The park supporters will also be selling Jackson Park T-shirts, hats, carry-coolers and blankets from a table at the Swampscott Harbor Festival at Fisherman's Beach.
Through the metal collection, movie nights in the park and the generosity of residents and businesses as well as seed money set aside by a legal settlement and money from the High School Building Committee, the park fund has $75,000.
The fund has a ways to go, but Donaher thinks work will start in late summer or early fall.
When completed the park will include walkways, benches, a half-basketball court, a handball court and a sledding area among other attractions.
Another main item will be an Evos System playground.
The futuristic looking structure includes arched web-like arms and stations for climbing, crawling and walking.
Ultimately, the park will be a place for all ages and all seasons, Donaher said.
The effort to get the playground built harkens back to right after Swampscott High School was built.
Before construction on the school started, Jackson Park included ball fields, a skating rink and natural areas.
Donaher fought the school but sees the park as a way to leave a positive mark on the neighborhood.
He said he and others including his wife, Karen, Joe Markarian, Chris Miles, John Picariello and Myriam Rosen have forged close ties on the park project.
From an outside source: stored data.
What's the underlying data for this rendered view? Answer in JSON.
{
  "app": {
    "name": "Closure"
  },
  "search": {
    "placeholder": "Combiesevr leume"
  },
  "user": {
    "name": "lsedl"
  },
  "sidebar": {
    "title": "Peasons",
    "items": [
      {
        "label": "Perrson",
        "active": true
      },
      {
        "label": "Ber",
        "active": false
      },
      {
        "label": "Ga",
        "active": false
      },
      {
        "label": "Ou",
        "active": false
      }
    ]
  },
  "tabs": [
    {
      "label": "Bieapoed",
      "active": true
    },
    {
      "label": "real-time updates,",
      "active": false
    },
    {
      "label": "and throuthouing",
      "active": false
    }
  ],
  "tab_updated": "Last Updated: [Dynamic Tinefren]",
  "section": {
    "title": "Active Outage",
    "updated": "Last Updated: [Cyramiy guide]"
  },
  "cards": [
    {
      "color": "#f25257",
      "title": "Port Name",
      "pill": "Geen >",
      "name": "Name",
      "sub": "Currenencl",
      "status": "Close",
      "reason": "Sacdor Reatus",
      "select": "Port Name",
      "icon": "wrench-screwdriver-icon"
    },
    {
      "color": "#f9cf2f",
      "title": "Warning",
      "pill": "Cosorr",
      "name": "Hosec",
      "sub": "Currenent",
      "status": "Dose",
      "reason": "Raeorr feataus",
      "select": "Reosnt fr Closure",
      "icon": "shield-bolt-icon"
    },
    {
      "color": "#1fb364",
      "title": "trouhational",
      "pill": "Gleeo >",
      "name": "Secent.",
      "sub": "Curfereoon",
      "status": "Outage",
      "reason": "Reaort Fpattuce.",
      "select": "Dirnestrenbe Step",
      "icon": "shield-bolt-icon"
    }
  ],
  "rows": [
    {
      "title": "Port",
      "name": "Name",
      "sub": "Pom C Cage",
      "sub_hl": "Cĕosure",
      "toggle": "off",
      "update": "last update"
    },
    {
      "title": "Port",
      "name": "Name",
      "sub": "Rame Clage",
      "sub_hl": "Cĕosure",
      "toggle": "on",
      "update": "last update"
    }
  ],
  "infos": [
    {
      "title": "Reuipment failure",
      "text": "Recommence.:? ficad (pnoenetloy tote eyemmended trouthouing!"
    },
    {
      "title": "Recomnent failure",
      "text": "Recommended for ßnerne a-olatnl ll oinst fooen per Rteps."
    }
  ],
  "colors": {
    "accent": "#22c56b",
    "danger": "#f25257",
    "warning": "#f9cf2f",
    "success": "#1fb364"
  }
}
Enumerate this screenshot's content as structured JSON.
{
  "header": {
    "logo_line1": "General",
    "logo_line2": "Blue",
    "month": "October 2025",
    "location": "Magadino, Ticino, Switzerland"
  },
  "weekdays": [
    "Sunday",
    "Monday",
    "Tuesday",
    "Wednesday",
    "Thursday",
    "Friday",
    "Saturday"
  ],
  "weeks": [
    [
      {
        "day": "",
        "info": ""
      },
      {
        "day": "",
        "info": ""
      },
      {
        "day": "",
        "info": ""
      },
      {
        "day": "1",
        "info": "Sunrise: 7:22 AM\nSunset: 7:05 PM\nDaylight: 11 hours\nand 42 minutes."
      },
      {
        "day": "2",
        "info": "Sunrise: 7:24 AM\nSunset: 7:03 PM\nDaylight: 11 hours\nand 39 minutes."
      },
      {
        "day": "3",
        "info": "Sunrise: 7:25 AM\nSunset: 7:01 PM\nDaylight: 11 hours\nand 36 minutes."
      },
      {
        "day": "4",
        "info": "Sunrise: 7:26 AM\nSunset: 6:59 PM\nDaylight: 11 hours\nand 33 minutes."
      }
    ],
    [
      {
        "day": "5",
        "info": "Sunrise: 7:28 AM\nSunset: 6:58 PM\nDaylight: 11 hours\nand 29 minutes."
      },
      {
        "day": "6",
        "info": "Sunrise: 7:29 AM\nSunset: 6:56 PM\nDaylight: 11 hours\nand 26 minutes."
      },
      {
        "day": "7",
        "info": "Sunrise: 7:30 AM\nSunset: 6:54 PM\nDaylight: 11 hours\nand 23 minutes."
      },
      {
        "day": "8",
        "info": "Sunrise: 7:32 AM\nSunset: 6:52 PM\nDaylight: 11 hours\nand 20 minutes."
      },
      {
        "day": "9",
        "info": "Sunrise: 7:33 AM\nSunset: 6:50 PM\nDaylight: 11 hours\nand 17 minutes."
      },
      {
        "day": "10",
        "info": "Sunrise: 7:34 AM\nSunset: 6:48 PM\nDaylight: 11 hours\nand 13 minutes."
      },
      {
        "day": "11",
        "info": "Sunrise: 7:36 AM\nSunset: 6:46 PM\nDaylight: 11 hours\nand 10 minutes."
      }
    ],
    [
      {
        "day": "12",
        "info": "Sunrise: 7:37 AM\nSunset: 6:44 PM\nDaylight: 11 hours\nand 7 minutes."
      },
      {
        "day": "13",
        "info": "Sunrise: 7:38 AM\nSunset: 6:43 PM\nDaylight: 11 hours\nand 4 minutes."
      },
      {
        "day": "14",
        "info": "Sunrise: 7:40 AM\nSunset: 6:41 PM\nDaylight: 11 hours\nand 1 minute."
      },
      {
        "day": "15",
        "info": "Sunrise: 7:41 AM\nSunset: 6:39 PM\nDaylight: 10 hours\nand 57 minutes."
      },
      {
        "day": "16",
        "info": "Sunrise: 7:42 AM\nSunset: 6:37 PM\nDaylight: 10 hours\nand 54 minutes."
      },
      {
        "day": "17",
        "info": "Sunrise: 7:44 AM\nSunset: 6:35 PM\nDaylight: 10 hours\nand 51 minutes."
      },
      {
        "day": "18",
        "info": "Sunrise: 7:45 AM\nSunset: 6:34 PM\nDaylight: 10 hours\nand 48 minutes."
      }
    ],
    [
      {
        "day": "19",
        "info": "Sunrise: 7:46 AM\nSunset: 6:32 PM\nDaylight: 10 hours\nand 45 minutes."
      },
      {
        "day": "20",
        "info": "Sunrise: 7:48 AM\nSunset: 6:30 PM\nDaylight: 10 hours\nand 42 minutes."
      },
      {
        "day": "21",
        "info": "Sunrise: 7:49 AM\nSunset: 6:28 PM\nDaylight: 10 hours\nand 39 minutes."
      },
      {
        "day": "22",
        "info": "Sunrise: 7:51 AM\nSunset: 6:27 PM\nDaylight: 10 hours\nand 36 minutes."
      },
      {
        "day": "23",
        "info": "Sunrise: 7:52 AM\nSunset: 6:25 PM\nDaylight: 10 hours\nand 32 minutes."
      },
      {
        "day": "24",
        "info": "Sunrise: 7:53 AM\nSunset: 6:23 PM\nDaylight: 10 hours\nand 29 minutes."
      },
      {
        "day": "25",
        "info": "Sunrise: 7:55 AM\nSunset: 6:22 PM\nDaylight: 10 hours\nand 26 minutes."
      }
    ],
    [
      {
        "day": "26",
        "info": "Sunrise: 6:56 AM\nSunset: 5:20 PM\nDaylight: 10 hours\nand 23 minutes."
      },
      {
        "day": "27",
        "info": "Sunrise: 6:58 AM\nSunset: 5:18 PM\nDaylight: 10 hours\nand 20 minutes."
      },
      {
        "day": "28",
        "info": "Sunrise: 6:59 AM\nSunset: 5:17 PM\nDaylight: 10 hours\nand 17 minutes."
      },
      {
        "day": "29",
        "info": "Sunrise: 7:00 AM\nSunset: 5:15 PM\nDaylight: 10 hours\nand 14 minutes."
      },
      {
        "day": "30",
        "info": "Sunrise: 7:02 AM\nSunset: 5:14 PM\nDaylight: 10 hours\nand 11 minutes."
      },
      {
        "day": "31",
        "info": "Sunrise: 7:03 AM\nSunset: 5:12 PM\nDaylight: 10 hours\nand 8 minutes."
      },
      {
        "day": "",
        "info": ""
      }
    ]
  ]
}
"We work really hard collecting metal, and we have fun," he said.
Organizers have enjoyed the support of selectmen and Town Administrator Andrew Maylor, he said.
Maylor recently brought in a $750 contribution to the park project from the people who shot parts of the movie Ted in Swampscott.
Donaher wants to see the project through to completion.
"It's important to me to really build a neighborhood and reestablish the neighborhood so people are out meeting people and the kids have a safe place to go," he said.
Donations to the park can be sent to the Swampscott Rotary, PO Box 36, Swampscott, MA 01907. Cehcks should be made out to the Swampscott Rotary but include Jackson Park on the memo line.